Apesar de o livro ir se tornando uma narrativa psicológica, a forma como a autora escreve é bastante visual, no sentido de formar imagens em movimento na sua cabeça. É possível visualizar a cena acontecendo, a movimentação das personagens, até certos enquadramentos. Não é à toa que dos quatro romances que a autora escreveu, dois foram adaptados para o cinema (Lugares Escuros e Garota Exemplar) e Objetos Cortantes acabou de ser adaptado para série limitada de TV pela HBO.
Voltando às atrocidades, a autora escreve sobre pessoas ordinárias em suas vidas aparentemente ordinárias. Não parece haver nada de especial sobre elas. A violência surge como as cicatrizes sob as blusas de manga comprida de Camille: ela está em toda parte, só precisamos chegar perto o suficiente para ver. Gillian Flynn nos oferece uma tese aqui de que a natureza feminina é vil. Poucas personagens são descritas como boas ou gentis. A maioria tem suas ações ligadas a interesses pessoais ou a uma pulsão de violência. A crueldade pode aparecer a qualquer momento e vindo de qualquer uma.
Isso é o mais interessante sobre esse livro e também o mais problemático. A autora traz mulheres como personagens que podem gostar de violência e que podem provocar atos de violência. Quando se trata desse assunto, as mulheres são retratadas na periferia dos acontecimentos (são irmãs, mães, tias, namoradas) ou são vítimas das situações, elas raramente são os vetores, principalmente quando falamos de violência física. Gillian Flyn nos mostra aqui como as garotas podem ser cruéis – e como atos do cotidiano podem ser atos de violência: humilhar sua irmã mais velha na frente de suas amigas, subjugar uma de suas amigas por ser a “menos atraente”. Assim como também podemos chegar a arrancar um pedaço da orelha de alguém com os próprios dentes, matar o pássaro do vizinho, furar os olhos de uma colega de classe no meio de uma briga.
Por outro lado, a autora só mostra as garotas e as mulheres sendo más umas com as outras. Todas as relações de Camille com personagens femininas – e da maioria das personagens – tem algum grau de toxicidade. Seja o seu relacionamento mais espinhoso (com sua mãe) ou um breve contato com uma antiga colega de escola. Quando na presença de mulheres, Camille nunca está completamente confortável e sempre há um quê de maldade nas palavras ditas ou nas pensadas. Tenho ciência de que algumas dessas relações são tóxicas na medida certa, que são relações complexas, porém se pensarmos que as principais relações da protagonista com figuras masculinas não são tóxicas, isso pesa. Ainda mais quando percebemos que todas as vezes que Camille precisa fugir, ela liga para um homem (o policial), personagem com quem ela mais se sente à vontade na cidade; e que quando ela está em apuros, sempre recorre a um outro homem (seu editor-chefe), que inclusive é com quem ela tem uma relação quase de família. Existe em alguns momentos do livro, uma clara polarização, onde as mulheres são cruéis e os homens são inocentes.
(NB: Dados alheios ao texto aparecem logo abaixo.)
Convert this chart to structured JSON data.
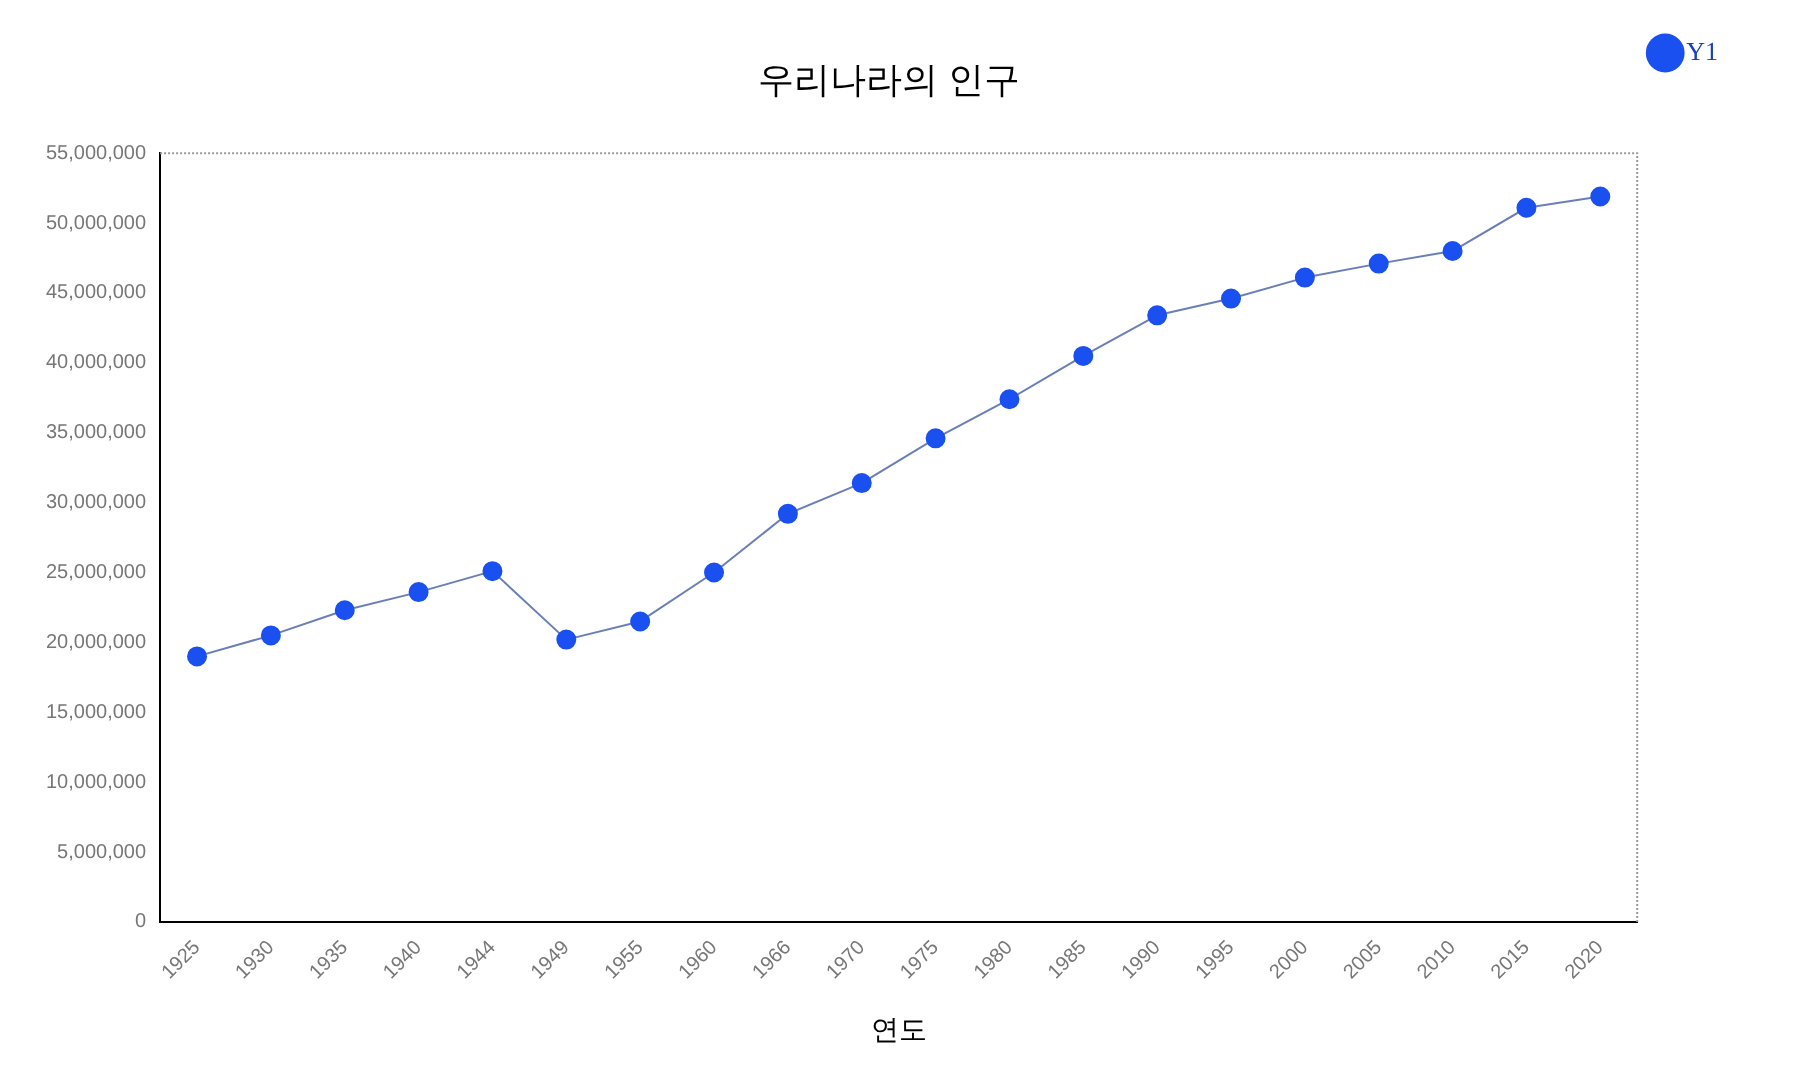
{
  "chart_data": {
    "type": "line",
    "title": "우리나라의 인구",
    "xlabel": "연도",
    "categories": [
      "1925",
      "1930",
      "1935",
      "1940",
      "1944",
      "1949",
      "1955",
      "1960",
      "1966",
      "1970",
      "1975",
      "1980",
      "1985",
      "1990",
      "1995",
      "2000",
      "2005",
      "2010",
      "2015",
      "2020"
    ],
    "series": [
      {
        "name": "Y1",
        "color": "#1a50f0",
        "values": [
          19000000,
          20500000,
          22300000,
          23600000,
          25100000,
          20200000,
          21500000,
          25000000,
          29200000,
          31400000,
          34600000,
          37400000,
          40500000,
          43400000,
          44600000,
          46100000,
          47100000,
          48000000,
          51100000,
          51900000
        ]
      }
    ],
    "ylim": [
      0,
      55000000
    ],
    "yticks": [
      {
        "value": 0,
        "label": "0"
      },
      {
        "value": 5000000,
        "label": "5,000,000"
      },
      {
        "value": 10000000,
        "label": "10,000,000"
      },
      {
        "value": 15000000,
        "label": "15,000,000"
      },
      {
        "value": 20000000,
        "label": "20,000,000"
      },
      {
        "value": 25000000,
        "label": "25,000,000"
      },
      {
        "value": 30000000,
        "label": "30,000,000"
      },
      {
        "value": 35000000,
        "label": "35,000,000"
      },
      {
        "value": 40000000,
        "label": "40,000,000"
      },
      {
        "value": 45000000,
        "label": "45,000,000"
      },
      {
        "value": 50000000,
        "label": "50,000,000"
      },
      {
        "value": 55000000,
        "label": "55,000,000"
      }
    ],
    "grid": false,
    "legend": "top right",
    "marker": "circle",
    "line_style": "solid"
  }
}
O livro, com a vontade de fazer diferente, na verdade reitera certos papéis de gênero: as meninas são cruéis, mas só são cruéis umas com as outras. Elas têm capacidade de cometer atos de violência, mas só se for para destruir outras mulheres. As garotas não têm capacidade de ser gentis ou solidárias com outras garotas. E quando são, acabam se dando mal. Não é possível para uma mulher confiar em outra. Os homens são meros espectadores da carnificina que promovemos contra nós mesmas, enquanto para eles, tudo continua igual.